Points regarding Pain Relief Options included in a Teaching Plan
Regarding the information to be taught to obstetric patients about pain relief options, the paper will discuss positions for labour and relaxation techniques. For positions for labour, the obstetric patient needs to be taught the different types of labour positions, how to use them, and lastly their advantages and disadvantages. The rationale for teaching the different positions as well as how to use them is to enhance the mother’s knowledge about these positions. The other rationale is to ensure that they can safely assume the positions. The rationale for informing the mothers about the merits and demerits of positions for labour as a pain relief technique is to ensure that they are able to weigh the available options and make an informed choice.

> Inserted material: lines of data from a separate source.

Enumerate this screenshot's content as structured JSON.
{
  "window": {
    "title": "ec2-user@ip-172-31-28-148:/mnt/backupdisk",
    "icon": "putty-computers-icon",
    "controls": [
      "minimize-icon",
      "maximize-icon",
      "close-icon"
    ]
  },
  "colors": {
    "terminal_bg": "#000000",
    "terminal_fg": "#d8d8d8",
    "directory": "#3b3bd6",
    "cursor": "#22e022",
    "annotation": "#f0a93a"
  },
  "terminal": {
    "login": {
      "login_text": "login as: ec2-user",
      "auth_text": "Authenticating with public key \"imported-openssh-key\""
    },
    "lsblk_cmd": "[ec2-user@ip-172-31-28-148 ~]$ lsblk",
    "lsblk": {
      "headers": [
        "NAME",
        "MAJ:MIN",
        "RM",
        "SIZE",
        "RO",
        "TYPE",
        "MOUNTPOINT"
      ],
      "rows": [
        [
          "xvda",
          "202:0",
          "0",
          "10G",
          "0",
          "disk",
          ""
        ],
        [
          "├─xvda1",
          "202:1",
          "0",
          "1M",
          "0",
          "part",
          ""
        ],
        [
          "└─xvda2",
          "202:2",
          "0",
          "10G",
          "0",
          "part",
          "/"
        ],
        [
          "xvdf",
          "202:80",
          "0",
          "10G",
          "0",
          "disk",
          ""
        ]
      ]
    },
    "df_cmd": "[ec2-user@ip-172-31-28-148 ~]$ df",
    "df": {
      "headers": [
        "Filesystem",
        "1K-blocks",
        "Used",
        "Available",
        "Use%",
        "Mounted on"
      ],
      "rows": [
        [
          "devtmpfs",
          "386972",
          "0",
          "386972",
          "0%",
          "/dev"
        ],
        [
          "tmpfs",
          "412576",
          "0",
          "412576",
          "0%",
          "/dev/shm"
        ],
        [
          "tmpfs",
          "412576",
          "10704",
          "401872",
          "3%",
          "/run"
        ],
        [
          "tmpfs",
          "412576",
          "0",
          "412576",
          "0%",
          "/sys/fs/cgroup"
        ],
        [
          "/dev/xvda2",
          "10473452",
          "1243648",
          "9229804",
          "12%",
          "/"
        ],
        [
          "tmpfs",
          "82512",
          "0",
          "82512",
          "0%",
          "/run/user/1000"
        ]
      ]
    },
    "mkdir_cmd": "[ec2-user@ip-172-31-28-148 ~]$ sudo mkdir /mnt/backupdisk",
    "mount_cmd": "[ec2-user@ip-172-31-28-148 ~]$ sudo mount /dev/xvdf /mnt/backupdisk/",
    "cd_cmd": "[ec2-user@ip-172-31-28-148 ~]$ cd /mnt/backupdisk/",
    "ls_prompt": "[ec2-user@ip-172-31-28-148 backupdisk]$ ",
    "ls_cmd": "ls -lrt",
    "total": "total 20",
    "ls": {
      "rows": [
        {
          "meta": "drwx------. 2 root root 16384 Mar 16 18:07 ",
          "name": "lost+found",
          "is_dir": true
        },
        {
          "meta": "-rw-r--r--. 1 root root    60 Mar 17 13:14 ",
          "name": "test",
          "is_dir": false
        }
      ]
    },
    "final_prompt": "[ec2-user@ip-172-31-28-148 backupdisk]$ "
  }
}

On relaxation techniques, obstetric clients need to be taught the various relaxation techniques as well as their merits and demerits. The rationale for including the three points is to enable clients make an informed decision on their preferred pain relief option (NHS Foundation Trust, 2013).
Conclusion
In summary, this paper has described the causes of pain for the antepartum, intrapartum, and postpartum patient. Further, it has described the pharmacologic and non-pharmacologic pain relief options available for the intrapartum patient. In addition, it has identified three variables unique to the obstetric patient that need to be considered when developing a patient specific pain management teaching plan. Lastly, it has explained three teaching points on pain relief options that need to be taught to the obstetric patient.
References
Kupina, P. S. & McGuire, L. (n. d.). Intrapartum pain management: Pharmacologic and non-pharmacologic. Retrieved from http://www. atitesting. com/ati_next_gen/FocusedReview/data/datacontext/RM%20MN%20PN%207. 2%20Chp%2010. pdf
Littleton-Gibbs, L. & Engebretson, J. (2012). Maternity nursing care. New York, NY: Cengage Learning.
NHS Foundation Trust (2013). Coping methods and options for pain relief in labor. Retrieved from http://www. guysandstthomas. nhs. uk/resources/patient-information/maternity/coping-methods-and-pain-relief-in-labour. pdf
Simkin, P., Lockwood, C. J., Eckler, K., & Klein, M. C. (2014). Nonpharmacological approaches to management of labor pain. Wolters Kluwer Health Solutions Inc.